Elsevier Launches SMART on FHIR Tool To Better Educate Patients

By Allison Proffitt 

September 22, 2020 | Earlier this month, Elsevier launched PatientPass, a cloud-based patient engagement platform now listed on Epic App Orchard for hospitals and health systems using the Epic Electronic Health Record (EHR) system.

The new platform will let clinicians choose and deliver evidence-based content for patients in multiple ways, John Danaher, Global President, Clinical Solutions at Elsevier, tells Clinical Research News. The platform delivers highly personalized, actionable content to patients in several formats, including on their mobile phones and via SMS alerts.

“In the past, you would have the info button and the info button would really just allow you to serve up content based on the traditional things—age, gender, and ICD 10 codes,” Danaher says, describing the way clinicians could gather educational information for their patients. That has changed, he says, thanks to FHIR—Fast Healthcare Interoperability Resources—the web standard for health interoperability. The SMART on FHIR protocol enables user-facing apps that connect to EHRs and health portals.

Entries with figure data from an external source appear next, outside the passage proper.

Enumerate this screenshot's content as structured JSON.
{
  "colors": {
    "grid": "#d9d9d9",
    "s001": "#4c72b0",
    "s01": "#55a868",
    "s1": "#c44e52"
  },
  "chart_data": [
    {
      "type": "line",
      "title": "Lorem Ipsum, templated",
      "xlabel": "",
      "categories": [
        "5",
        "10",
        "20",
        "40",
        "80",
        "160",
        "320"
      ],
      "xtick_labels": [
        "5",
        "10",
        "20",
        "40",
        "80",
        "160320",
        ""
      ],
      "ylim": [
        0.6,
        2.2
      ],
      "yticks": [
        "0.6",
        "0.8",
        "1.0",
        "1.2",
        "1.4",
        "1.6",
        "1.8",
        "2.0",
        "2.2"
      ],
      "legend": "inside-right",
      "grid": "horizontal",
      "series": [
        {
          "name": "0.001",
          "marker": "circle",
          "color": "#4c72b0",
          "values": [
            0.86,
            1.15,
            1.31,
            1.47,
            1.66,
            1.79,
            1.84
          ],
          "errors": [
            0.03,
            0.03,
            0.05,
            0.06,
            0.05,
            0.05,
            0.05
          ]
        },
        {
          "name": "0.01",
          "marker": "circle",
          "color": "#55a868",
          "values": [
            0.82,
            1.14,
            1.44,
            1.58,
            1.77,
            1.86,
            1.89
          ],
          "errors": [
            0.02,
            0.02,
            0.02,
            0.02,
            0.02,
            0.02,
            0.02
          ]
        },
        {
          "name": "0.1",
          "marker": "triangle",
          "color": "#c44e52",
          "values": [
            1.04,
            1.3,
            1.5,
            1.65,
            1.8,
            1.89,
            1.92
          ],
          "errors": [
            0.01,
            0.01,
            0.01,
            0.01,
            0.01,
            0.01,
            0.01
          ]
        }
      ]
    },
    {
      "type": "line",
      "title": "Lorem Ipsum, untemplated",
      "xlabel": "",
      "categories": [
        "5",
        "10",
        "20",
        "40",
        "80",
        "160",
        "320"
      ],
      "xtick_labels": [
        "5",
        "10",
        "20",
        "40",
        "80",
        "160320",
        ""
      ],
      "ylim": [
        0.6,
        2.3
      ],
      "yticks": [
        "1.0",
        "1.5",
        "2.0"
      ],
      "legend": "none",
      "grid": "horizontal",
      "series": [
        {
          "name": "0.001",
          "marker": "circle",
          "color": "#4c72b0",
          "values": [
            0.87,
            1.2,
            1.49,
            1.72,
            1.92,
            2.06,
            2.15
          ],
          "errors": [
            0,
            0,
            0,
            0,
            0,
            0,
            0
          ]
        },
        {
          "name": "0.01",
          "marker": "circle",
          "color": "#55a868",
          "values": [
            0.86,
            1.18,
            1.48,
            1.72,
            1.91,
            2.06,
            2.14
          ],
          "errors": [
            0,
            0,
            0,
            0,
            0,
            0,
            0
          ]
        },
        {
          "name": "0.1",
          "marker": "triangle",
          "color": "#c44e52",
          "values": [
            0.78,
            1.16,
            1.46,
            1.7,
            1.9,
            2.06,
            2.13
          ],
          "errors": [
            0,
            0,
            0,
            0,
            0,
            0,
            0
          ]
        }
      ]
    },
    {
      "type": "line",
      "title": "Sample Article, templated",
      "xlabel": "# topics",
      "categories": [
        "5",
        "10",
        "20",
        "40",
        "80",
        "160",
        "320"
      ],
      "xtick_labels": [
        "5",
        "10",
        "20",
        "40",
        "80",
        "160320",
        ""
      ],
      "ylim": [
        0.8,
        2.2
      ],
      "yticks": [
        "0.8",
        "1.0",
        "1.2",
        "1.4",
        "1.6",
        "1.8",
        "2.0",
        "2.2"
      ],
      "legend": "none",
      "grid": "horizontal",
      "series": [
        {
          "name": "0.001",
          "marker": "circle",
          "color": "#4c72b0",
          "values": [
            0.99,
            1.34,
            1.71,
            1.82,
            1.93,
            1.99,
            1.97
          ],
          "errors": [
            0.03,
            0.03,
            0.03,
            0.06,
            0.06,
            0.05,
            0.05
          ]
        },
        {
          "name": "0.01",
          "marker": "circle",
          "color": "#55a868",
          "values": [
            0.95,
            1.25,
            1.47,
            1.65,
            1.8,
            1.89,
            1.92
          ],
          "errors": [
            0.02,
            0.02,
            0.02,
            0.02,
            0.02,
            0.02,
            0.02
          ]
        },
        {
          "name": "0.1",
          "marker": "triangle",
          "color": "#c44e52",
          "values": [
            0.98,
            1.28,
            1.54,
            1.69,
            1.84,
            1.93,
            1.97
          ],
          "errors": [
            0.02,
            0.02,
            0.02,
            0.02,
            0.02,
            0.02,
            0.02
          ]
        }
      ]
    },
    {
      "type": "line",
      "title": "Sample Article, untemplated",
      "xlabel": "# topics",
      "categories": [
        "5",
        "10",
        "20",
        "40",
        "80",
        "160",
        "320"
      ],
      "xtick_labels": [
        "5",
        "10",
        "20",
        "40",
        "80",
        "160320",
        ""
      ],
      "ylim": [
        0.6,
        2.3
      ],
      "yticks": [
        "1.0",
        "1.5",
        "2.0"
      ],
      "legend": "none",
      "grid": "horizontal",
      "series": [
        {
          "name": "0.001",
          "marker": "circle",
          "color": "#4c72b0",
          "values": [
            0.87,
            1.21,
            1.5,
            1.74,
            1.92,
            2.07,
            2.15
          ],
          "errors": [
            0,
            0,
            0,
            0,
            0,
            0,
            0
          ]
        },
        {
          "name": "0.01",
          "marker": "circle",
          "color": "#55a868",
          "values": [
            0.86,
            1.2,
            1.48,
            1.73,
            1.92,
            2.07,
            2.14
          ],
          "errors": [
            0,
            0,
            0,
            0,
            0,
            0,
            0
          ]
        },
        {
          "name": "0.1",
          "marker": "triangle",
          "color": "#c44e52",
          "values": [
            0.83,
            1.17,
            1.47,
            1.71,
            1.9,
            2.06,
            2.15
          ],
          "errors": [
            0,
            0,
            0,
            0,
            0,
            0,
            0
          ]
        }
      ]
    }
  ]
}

“The SMART on FHIR protocol allows you to pull much more meaningful information than just age, gender, ICD 10,” Danaher explains. The SMART on FHIR protocol lets clinicians combine data, for instance, on multiple comorbidities and evolving medication lists from within the EHR and deliver educational materials that take into account all of the patient’s circumstances.

PatientPass can even adjust to nurse notations within the EHR noting the patient’s reading level and how he or she learns best (animation, video, printed text), Danaher says. “We pull this information from the EHR and then create that bespoke learning. It’s content that’s very customized because we are pulling from their problem list, their medication list, their procedures, etc.”

The educational content itself is all generated and maintained by Elsevier. “What is core to Elsevier is really making sure that we always have the most evidence-based content and that it’s updated, it’s fresh, it always reflects the standard-of-care,” Danaher says. All materials are reviewed every one, two, or three years depending on the type of content. New academic publications can also trigger reviews in addition to the standard cycles. “It's very personalized, it's very bespoke and it's constantly being updated,” he adds.

But PatientPass isn’t a one-way street, Danaher emphasizes. “We are big proponents of these integration standards, of SMART on FHIR protocols, et cetera. We're big proponents at Elsevier of really making sure that our content is embedded within the EHRs but is also being facilitated by this two-way transmission of information, pulling information from the EHR and then also populating these data, back into the EHR,” he says.

It's one thing to deliver educational information based on what the literature is saying, he says, but the goal is to glean learnings about how the patient uses that education and put those back into the EHR. “In other words, how has this patient interacted with this information, be it a medication adherence, etc, on any range of topics,” he says. Danaher and Elsevier envision being able to not only deliver relevant health materials to patients, but also track how people used those materials, whether they understood them, and what impact they had on their health outcomes.

PatientPass launched this month in the US with integration with EPIC EHRs, but Elsevier will integrate eventually with all the major EHRs, Danaher says, “Allscripts, Meditech, etc.” They tool is in demand in the Middle East, Danaher reports, particularly in the United Arab Emirates and Saudi Arabia; Cerner is the lead EHR there, he said, and Elsevier is prioritizing Cerner integration as well as translation and localization of the platform for a Middle Eastern user audience. Korea is also a market of interest because of the reliance on Cerner. Elsevier is also working to localize the educational materials for other English-speaking markets including the UK, Australia, New Zealand and others.